Falsche Behauptungen wurden schon von pro-russischen und auch pro-ukrainischen Accounts gestreut, noch bevor Moskau am 24. Februar seine Invasion in vollem Umfang startete. Inmitten eines Online-Propagandakriegs verbreiten sowohl staatliche Behörden als auch einzelne Nutzer sozialer Medien irreführende Gerüchte.

Und das Thema der Fehlinformationen hat sich in den vergangenen sechs Monaten der Kämpfe  weiterentwickelt.
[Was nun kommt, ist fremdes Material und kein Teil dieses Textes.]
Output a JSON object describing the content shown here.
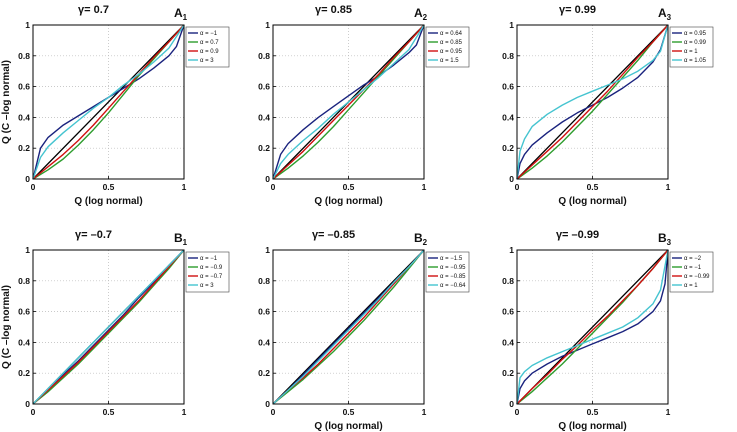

Euronews Social Media Redaktion "The Cube", wirft einen Blick auf fünf der am häufigsten verbreiteten Fake News. 

1. Veraltete Clips und der "Geist von Kiew"
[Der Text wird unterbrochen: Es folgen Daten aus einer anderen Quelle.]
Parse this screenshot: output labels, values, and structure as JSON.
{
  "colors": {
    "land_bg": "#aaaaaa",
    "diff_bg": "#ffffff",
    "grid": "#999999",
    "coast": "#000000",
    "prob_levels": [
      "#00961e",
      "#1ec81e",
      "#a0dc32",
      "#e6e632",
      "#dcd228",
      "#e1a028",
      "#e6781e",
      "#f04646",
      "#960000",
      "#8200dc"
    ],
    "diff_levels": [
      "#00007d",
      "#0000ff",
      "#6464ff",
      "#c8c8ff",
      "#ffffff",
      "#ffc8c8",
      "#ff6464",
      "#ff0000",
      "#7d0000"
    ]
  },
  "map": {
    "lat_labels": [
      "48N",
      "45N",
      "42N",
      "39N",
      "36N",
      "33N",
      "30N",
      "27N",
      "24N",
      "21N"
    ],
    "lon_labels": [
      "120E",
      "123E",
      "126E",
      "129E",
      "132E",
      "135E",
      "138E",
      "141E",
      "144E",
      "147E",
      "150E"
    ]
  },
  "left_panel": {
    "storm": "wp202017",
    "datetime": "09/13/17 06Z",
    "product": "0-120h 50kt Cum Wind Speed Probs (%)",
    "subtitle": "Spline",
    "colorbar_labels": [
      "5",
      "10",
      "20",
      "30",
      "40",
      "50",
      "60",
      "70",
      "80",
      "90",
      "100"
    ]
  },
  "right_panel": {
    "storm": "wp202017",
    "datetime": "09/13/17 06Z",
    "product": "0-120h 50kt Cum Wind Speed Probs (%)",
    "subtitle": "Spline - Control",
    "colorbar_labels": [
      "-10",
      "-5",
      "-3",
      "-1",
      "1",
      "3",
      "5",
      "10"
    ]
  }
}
Nur wenige Stunden nach Beginn der russischen Invasion haben sich tausende Menschen Videos von Explosionen angeschaut, die nichts mit der Invasion zu tun hatten. Eine Reihe von Nutzer:innen verbreitete schnell Filmmaterial von Explosionen in Tianjin (China) und Beirut (Libanon) - und behauptete, es zeige russische Bomben, die "ukrainische Hauptquartiere" treffen würden.

Die Clips wurden auf Facebook, Twitter, TikTok und anderen Plattformen weit verbreitet. Die dramatischen, aber nicht zusammenhängenden Aufnahmen zogen die Aufmerksamkeit der Nutzer:innen auf sich. 

Zur gleichen Zeit begannen andere Nutzer:innen sozialer Medien, unbeblegte Geschichten über ukrainische Heldentaten zu verbreiten. Die wohl berühmteste dieser Geschichten betrifft das so genannte "Gespenst von Kiew", das zu Beginn der Invasion innerhalb weniger Stunden sechs russische Flugzeuge im Alleingang zerstört haben soll.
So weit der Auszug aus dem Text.